今回はコンペのルールのお話です。

私たちは第2回Ames/QSAR国際チャレンジに参加したわけですが、そこでは次のようなルールで予測モデルの性能を競いました。

 

主催者は参加チームに次のファイルを提供しました。

トレーニングセット
・約12,000種類のトレーニングセット化合物の名前、smilesなどが入ったエクセルファイル
・トレーニングセット化合物の構造情報とAmesの実測値(陽性か陰性か)が格納されたSDファイル

 

ブラインドテストセット
・約1600種類の外部検証用化合物の名前、smiles、Ames予測結果(陽性か陰性か)を記載する欄からなるエクセルファイル
・外部検証用化合物の構造情報が格納されたSDファイル

 

トレーニングセット化合物というのは訓練化合物などとも言い、予測モデルを構築する際に使用します。
また、予測モデルの構築は化学構造のパターンとAmes試験の結果を紐付ける作業ですので、Ames試験の結果(答え)が必要です。
主催者から配られたトレーニングセットは第1回プロジェクトのときにブラインドテストセットとして使用された化合物とAmesの試験結果です。
これらは厚生労働省における労働安全衛生法(安衛法)に基づいて登録されたデータで、クラスAの強い変異原性化合物以外の試験結果は現在も公表されていません。
ちなみに、参加者は自分で外部のデータベースから自分のモデル構築用のトレーニングセットを用意することもできますし、主催者が用意した安衛法のデータを使用しなくてもOKというルールでした。

 

一方、ブラインドテストセットに関しては、主催者が答えを隠しておきます。

化学構造だけが参加者に開示されるということです。
ブラインドテストセットも安衛法に基づいて新規に登録されたAmes試験の結果が使用されています。

 

参加者はトレーニングセットから構築したモデルでブラインドテストセット化合物の陽性・陰性を予測して主催者側に提出します。

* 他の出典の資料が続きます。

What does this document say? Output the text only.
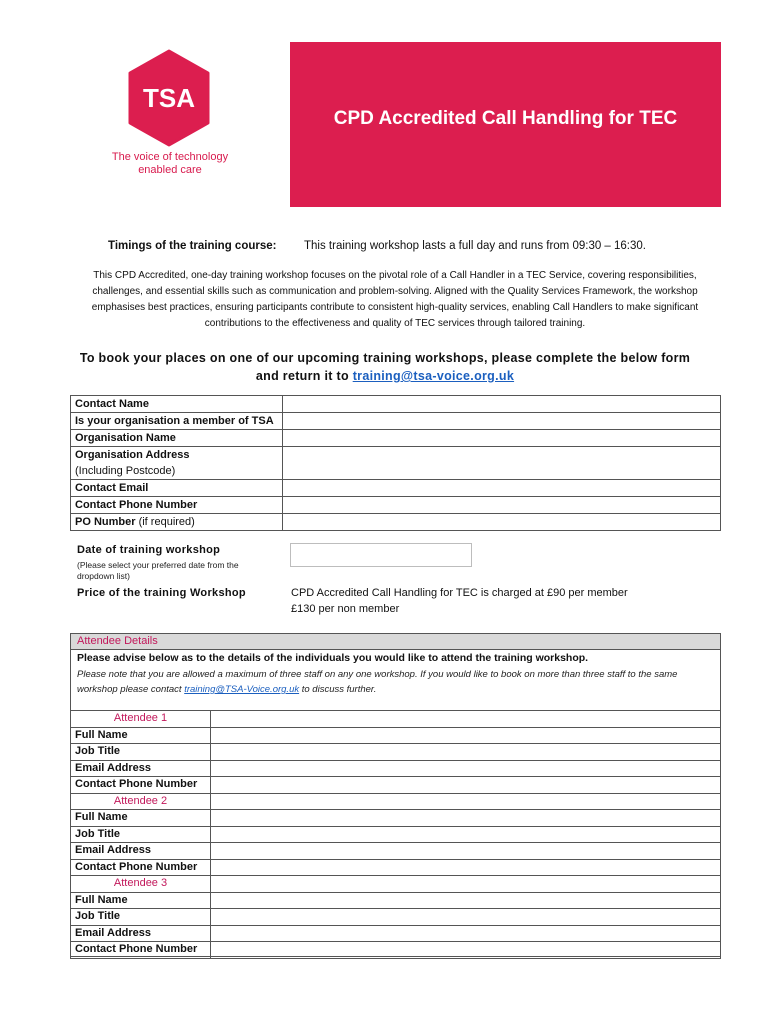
TSA
The voice of technology enabled care
CPD Accredited Call Handling for TEC
Timings of the training course: This training workshop lasts a full day and runs from 09:30 – 16:30.
This CPD Accredited, one-day training workshop focuses on the pivotal role of a Call Handler in a TEC Service, covering responsibilities, challenges, and essential skills such as communication and problem-solving. Aligned with the Quality Services Framework, the workshop emphasises best practices, ensuring participants contribute to consistent high-quality services, enabling Call Handlers to make significant contributions to the effectiveness and quality of TEC services through tailored training.
To book your places on one of our upcoming training workshops, please complete the below form and return it to training@tsa-voice.org.uk
Contact Name	
Is your organisation a member of TSA	
Organisation Name	
Organisation Address
(Including Postcode)	
Contact Email	
Contact Phone Number	
PO Number (if required)	
Date of training workshop
(Please select your preferred date from the dropdown list)
Price of the training Workshop	CPD Accredited Call Handling for TEC is charged at £90 per member
£130 per non member
Attendee Details
Please advise below as to the details of the individuals you would like to attend the training workshop.
Please note that you are allowed a maximum of three staff on any one workshop. If you would like to book on more than three staff to the same workshop please contact training@TSA-Voice.org.uk to discuss further.
Attendee 1	
Full Name	
Job Title	
Email Address	
Contact Phone Number	
Attendee 2	
Full Name	
Job Title	
Email Address	
Contact Phone Number	
Attendee 3	
Full Name	
Job Title	
Email Address	
Contact Phone Number	
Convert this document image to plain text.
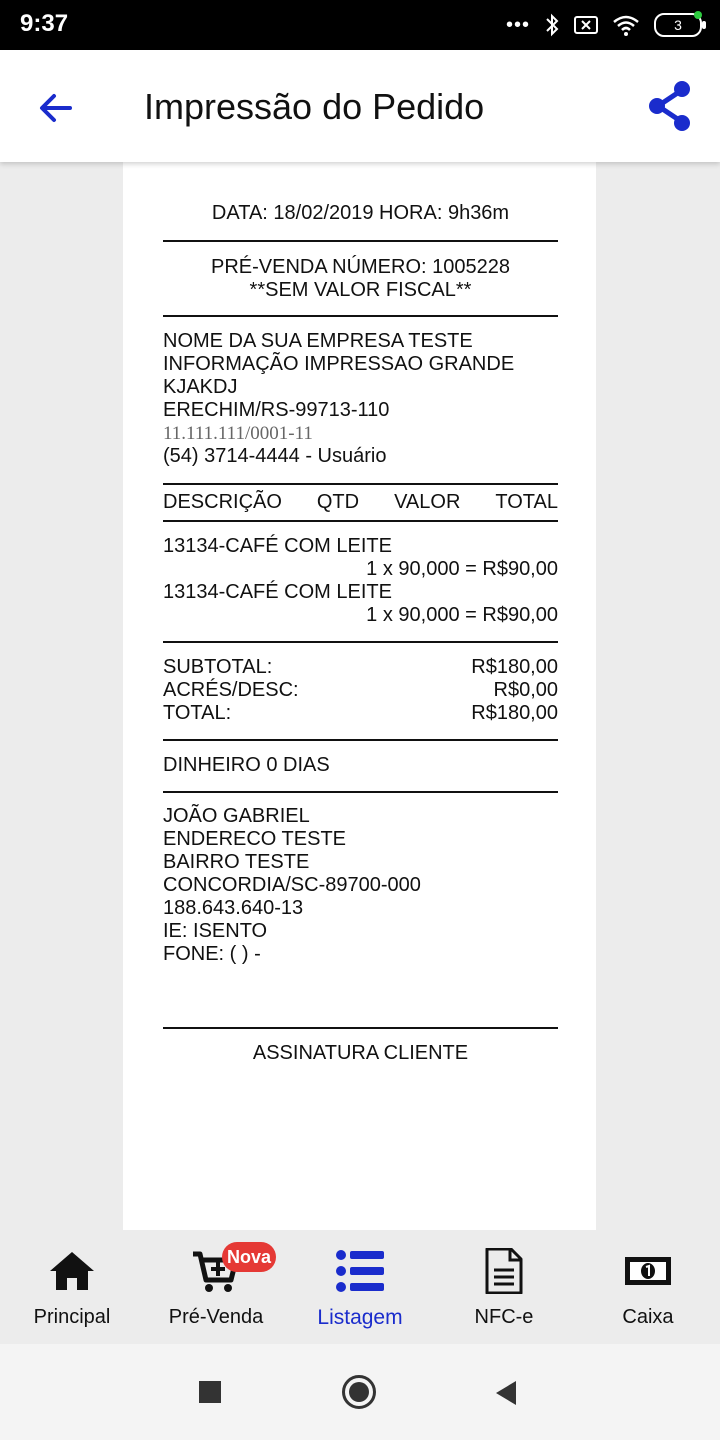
9:37	•••	3
Impressão do Pedido
DATA: 18/02/2019 HORA: 9h36m
PRÉ-VENDA NÚMERO: 1005228
**SEM VALOR FISCAL**
NOME DA SUA EMPRESA TESTE
INFORMAÇÃO IMPRESSAO GRANDE
KJAKDJ
ERECHIM/RS-99713-110
11.111.111/0001-11
(54) 3714-4444 - Usuário
DESCRIÇÃO QTD VALOR TOTAL
13134-CAFÉ COM LEITE
1 x 90,000 = R$90,00
13134-CAFÉ COM LEITE
1 x 90,000 = R$90,00
SUBTOTAL:	R$180,00
ACRÉS/DESC:	R$0,00
TOTAL:	R$180,00
DINHEIRO 0 DIAS
JOÃO GABRIEL
ENDERECO TESTE
BAIRRO TESTE
CONCORDIA/SC-89700-000
188.643.640-13
IE: ISENTO
FONE: ( ) -
ASSINATURA CLIENTE
Principal	Pré-Venda
Nova
Listagem	NFC-e	Caixa
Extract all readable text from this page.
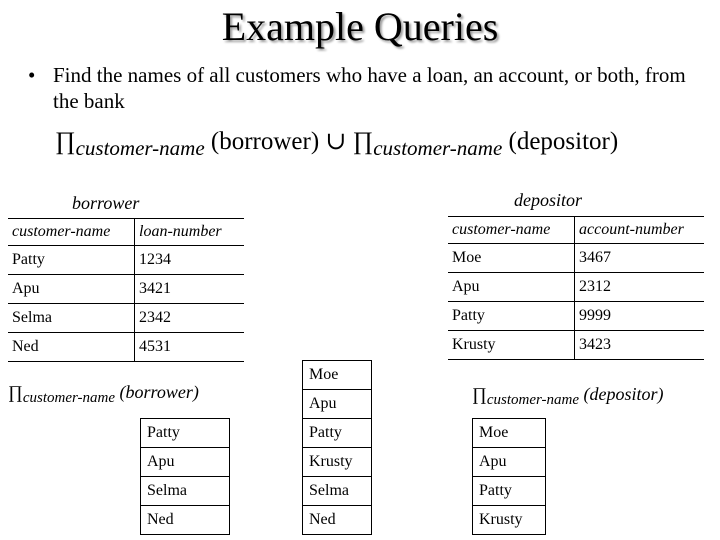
Example Queries
• Find the names of all customers who have a loan, an account, or both, from the bank
$\prod_{customer-name}$ (borrower) ∪ $\prod_{customer-name}$ (depositor)
borrower
customer-name	loan-number
Patty	1234
Apu	3421
Selma	2342
Ned	4531
depositor
customer-name	account-number
Moe	3467
Apu	2312
Patty	9999
Krusty	3423
$\prod_{customer-name}$ (borrower)
Patty
Apu
Selma
Ned
Moe
Apu
Patty
Krusty
Selma
Ned
$\prod_{customer-name}$ (depositor)
Moe
Apu
Patty
Krusty
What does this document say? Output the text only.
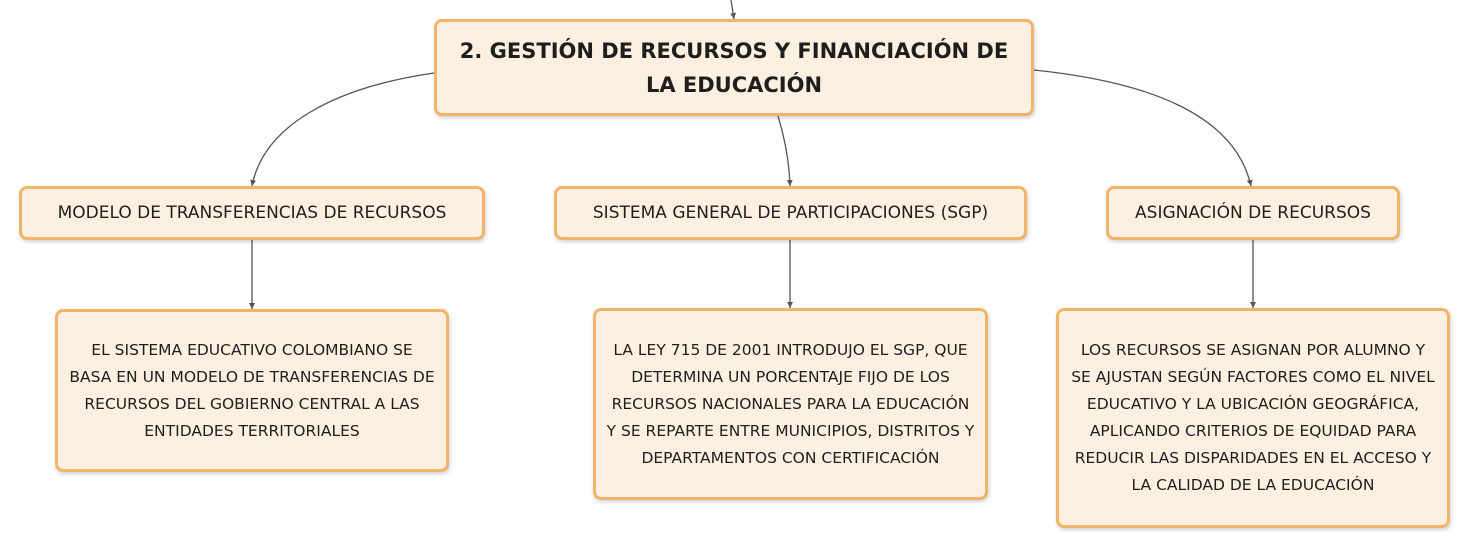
2. GESTIÓN DE RECURSOS Y FINANCIACIÓN DE LA EDUCACIÓN
MODELO DE TRANSFERENCIAS DE RECURSOS	SISTEMA GENERAL DE PARTICIPACIONES (SGP)	ASIGNACIÓN DE RECURSOS
EL SISTEMA EDUCATIVO COLOMBIANO SE BASA EN UN MODELO DE TRANSFERENCIAS DE RECURSOS DEL GOBIERNO CENTRAL A LAS ENTIDADES TERRITORIALES
LA LEY 715 DE 2001 INTRODUJO EL SGP, QUE DETERMINA UN PORCENTAJE FIJO DE LOS RECURSOS NACIONALES PARA LA EDUCACIÓN Y SE REPARTE ENTRE MUNICIPIOS, DISTRITOS Y DEPARTAMENTOS CON CERTIFICACIÓN
LOS RECURSOS SE ASIGNAN POR ALUMNO Y SE AJUSTAN SEGÚN FACTORES COMO EL NIVEL EDUCATIVO Y LA UBICACIÓN GEOGRÁFICA, APLICANDO CRITERIOS DE EQUIDAD PARA REDUCIR LAS DISPARIDADES EN EL ACCESO Y LA CALIDAD DE LA EDUCACIÓN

なお、1チーム毎に提出できる予測モデルの数に制限は設けられていませんでした。
ただし、これが最有力だという優先して評価してほしいモデルを一つだけ選ばなければならないというルールでした。

 

2020年7月1日にデータをもらい、2020年12月31日まで結果を提出する、というスケジュールでした。

主催者は、提出された解答の答え合わせをして、各チームが提出した予測モデルの性能を評価する、という流れです。
ただし、識別性能を評価するというのはいろいろな評価基準があって実はちょっと難しい作業です。